Menurut komunikasi terakhir dari pertemuan di Roma itu, negara-negara G20 menegaskan kembali komitmen masa lalu mereka untuk memobilisasi 100 miliar dolar setiap tahun guna membantu negara-negara berkembang mengatasi perubahan iklim, dan berkomitmen untuk meningkatkan pembiayaan guna membantu mereka beradaptasi (https://www.voaindonesia.com; 1 November 2021).
Bank Pembangunan Asia atau Asian Development Bank (ADB) juga menyediakan pembiayaan iklim senilai US$ 100 miliar bagi negara berkembang hingga tahun 2030. Jumlah ini meningkat 25 persen atau 20 miliar dolar AS dari alokasi semula pada tahun 2018, yang sebesar 80 miliar dolar AS. Presiden ADB Masatsugu Asakawa mengatakan, hal ini seiring dengan semakin memburuknya krisis iklim, sehingga semakin banyak permintaan agar pembiayaan iklim bisa ditingkatkan.

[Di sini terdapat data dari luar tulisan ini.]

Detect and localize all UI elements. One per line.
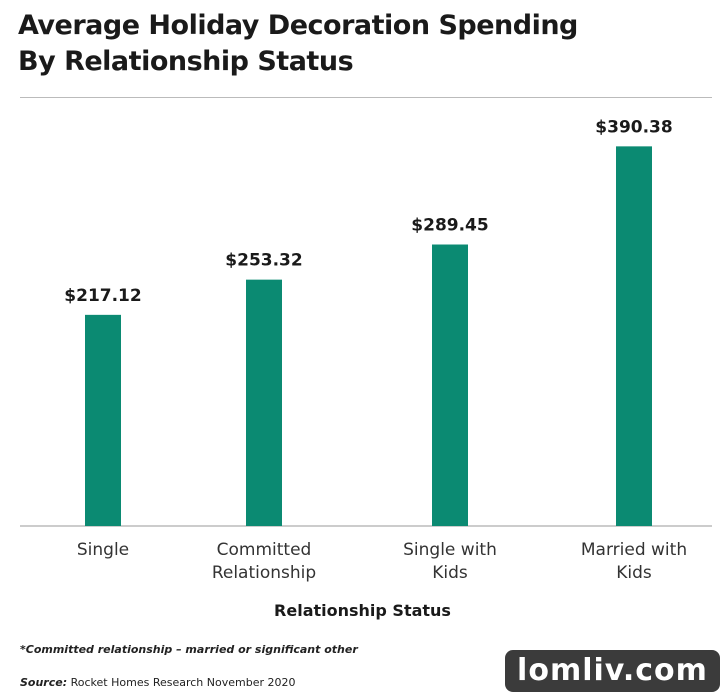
bar [616,146,652,526]
x-tick-label: Committed Relationship [211,540,317,583]
source: Source: Rocket Homes Research November 2… [20,676,296,689]
watermark: lomliv.com [505,650,720,692]
title-rule [20,97,712,98]
bar [246,279,282,526]
x-tick-label: Married with Kids [580,540,688,583]
x-tick-label: Single with Kids [403,540,497,583]
footnote: *Committed relationship – married or sig… [20,643,358,656]
bar [85,314,121,526]
chart-title: Average Holiday Decoration Spending By R… [18,10,578,77]
value-label: $289.45 [411,216,488,236]
source-text: Rocket Homes Research November 2020 [70,676,296,689]
value-label: $217.12 [64,286,141,306]
value-label: $253.32 [225,251,302,271]
x-axis-title: Relationship Status [274,601,451,620]
value-label: $390.38 [595,117,672,137]
x-tick-label: Single [76,540,130,560]
source-label: Source: [20,676,68,689]
bar [432,244,468,526]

“Untuk menjawab permintaan ini, kami menjawabnya dengan meningkatkan ambisi kami menjadi 100 miliar dolar AS dalam pembiayaan iklim kumulatif yang berasal dari sumber daya kami sendiri sampai dengan 2030,” ujarnya (https://newssetup.kontan.co.id; 14 Oktober 2021).
Ia kemudian menambahkan, adanya pembiayaan ini diharapkan mampu mendukung agenda iklim di lima bidang utama. Pertama, 66 miliar dolar AS untuk langkah mitigasi iklim. Termasuk penyimpanan energi, efisiensi energi, dan transportasi rendah karbon. Kedua, 34 miliar dolar AS untuk pembiayaan peningkatan skala bagi proyek-proyek adaptasi yang transformatif. Berbagai proyek di sektor yang sensitif terhadap iklim, seperti perkotaan, pertanian, dan air, akan dirancang dengan tujuan utama adaptasi iklim yang efektif meningkatkan ketahanan.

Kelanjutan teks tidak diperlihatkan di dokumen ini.